During a concurrent interview and record review on 9/20/2023 at 2:40 p.m. with the Manager of the Intensive Care Unit (MICU), Patient 16's respiratory "Flow Sheet" was reviewed. The flow sheet indicated that Patient 16 was intubated (a tube is inserted through a person's mouth or nose and into the airway to keep, to keep the airway open) on 8/2/2023 at 6:40 a.m.
During a concurrent interview and record review on 9/20/23 at 2:50 a.m. with MICU, Patient 16's electronic medical record (a digital version of a patient ' s paper chart) under orders was reviewed.
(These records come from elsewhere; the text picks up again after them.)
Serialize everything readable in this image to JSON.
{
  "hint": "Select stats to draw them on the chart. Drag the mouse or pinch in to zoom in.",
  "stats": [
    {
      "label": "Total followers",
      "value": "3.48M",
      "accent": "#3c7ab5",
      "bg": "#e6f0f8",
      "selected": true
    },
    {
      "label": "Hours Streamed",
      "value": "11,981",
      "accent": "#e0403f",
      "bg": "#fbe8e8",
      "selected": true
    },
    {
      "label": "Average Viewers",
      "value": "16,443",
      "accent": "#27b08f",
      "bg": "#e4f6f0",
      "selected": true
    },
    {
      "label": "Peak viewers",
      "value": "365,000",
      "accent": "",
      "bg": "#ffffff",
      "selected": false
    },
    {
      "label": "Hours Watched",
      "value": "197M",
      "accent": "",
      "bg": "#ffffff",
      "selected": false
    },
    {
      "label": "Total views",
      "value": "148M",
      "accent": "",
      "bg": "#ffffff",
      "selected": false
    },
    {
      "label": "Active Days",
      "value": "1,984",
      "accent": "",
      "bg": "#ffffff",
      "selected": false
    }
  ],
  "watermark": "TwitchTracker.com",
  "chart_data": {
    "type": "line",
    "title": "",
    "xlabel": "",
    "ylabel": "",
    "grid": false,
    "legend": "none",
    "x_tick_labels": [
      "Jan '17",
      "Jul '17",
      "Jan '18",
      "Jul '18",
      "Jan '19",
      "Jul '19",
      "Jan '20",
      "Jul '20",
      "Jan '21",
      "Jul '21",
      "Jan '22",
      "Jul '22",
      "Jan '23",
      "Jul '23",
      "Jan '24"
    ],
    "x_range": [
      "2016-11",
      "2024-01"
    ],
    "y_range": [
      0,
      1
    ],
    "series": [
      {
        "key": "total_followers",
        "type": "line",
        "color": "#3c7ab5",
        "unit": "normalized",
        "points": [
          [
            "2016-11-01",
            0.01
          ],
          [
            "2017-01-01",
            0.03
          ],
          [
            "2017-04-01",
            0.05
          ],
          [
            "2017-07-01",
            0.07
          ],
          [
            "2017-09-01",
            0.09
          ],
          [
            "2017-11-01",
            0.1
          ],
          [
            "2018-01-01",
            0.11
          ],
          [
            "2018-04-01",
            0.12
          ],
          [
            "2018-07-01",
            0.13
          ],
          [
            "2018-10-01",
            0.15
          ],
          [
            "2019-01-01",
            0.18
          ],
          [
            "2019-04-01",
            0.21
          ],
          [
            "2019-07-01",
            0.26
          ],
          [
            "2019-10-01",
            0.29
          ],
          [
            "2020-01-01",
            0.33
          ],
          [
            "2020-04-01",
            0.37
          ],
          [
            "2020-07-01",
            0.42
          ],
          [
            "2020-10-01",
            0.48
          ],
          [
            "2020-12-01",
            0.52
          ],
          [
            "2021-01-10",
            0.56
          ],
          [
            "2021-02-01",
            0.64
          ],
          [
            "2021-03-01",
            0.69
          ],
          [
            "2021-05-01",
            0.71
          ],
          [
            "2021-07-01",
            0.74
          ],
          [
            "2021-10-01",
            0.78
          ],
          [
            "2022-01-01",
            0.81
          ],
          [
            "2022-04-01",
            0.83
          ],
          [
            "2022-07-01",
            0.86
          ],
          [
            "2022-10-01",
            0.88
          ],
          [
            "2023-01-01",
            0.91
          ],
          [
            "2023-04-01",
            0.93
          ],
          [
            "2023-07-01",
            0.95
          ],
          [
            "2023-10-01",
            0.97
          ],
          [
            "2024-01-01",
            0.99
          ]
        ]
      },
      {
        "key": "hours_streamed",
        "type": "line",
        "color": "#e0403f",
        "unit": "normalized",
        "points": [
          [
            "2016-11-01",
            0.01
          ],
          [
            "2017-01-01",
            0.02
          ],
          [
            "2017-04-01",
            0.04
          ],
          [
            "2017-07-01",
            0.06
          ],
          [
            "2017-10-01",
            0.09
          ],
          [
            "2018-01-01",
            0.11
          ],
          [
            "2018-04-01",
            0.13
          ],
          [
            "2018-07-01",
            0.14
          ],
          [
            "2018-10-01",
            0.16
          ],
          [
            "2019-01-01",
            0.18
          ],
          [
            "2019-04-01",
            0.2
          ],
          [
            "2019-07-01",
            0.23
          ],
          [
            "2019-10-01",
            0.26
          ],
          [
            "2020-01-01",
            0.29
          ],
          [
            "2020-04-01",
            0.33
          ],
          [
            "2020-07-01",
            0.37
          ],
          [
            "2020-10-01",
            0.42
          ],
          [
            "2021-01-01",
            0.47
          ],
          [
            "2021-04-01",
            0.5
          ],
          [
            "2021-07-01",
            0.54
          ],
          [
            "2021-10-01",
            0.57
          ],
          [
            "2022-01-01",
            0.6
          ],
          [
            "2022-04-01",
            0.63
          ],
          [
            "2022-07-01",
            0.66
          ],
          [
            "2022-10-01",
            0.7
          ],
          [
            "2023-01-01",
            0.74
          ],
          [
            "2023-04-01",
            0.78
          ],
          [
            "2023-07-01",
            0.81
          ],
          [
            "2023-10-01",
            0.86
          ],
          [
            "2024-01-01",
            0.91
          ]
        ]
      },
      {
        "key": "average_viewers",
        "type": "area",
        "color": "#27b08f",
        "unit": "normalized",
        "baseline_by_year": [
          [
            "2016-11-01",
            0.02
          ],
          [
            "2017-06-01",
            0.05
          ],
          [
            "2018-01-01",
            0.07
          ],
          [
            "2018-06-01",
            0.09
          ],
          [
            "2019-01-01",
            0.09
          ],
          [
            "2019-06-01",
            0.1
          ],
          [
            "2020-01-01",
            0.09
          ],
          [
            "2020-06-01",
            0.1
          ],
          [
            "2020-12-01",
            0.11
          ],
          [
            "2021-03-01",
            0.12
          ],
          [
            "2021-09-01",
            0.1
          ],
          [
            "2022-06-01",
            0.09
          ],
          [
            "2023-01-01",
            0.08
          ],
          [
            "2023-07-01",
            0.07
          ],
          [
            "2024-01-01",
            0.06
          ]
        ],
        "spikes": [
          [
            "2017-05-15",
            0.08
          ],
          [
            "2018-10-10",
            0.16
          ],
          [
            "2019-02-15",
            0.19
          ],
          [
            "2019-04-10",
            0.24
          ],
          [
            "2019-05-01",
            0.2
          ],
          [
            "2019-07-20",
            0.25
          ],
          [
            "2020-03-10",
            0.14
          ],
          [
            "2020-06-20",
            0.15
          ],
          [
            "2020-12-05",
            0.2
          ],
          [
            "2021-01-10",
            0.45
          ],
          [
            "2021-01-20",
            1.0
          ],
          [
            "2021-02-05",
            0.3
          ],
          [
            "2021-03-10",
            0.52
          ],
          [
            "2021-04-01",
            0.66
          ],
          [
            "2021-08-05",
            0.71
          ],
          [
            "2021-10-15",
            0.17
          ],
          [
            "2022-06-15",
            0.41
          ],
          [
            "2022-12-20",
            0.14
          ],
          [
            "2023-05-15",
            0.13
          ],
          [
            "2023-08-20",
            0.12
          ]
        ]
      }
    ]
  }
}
The MICU stated, "There are no orders (for respiratory ventilator setting- used to control how much air is delivered into the patient ' s lungs) documented." MICU confirmed that verbal orders taken in emergency situations should be transcribed into the electronic medical record "fairly quickly, within an hour." MICU stated that the entry of the orders into the medical record should not be backdated. MICU confirmed that the ventilator settings documented by the respiratory therapist from 6:40 a.m. to 4:20 p.m. on 8/2/2023 did not have a correlated physician order documented in Patient 16's medical record.
During a review of the facility's policy and procedure (P&P) titled "Scope of Service or Care," last revised 3/2023, the P&P indicated, "Respiratory Care is a life-supporting, life-enhancing health care profession practiced under qualified medical direction... The objectives of the Respiratory Care Services Department are to... Provide treatment based on physician order and diagnosis."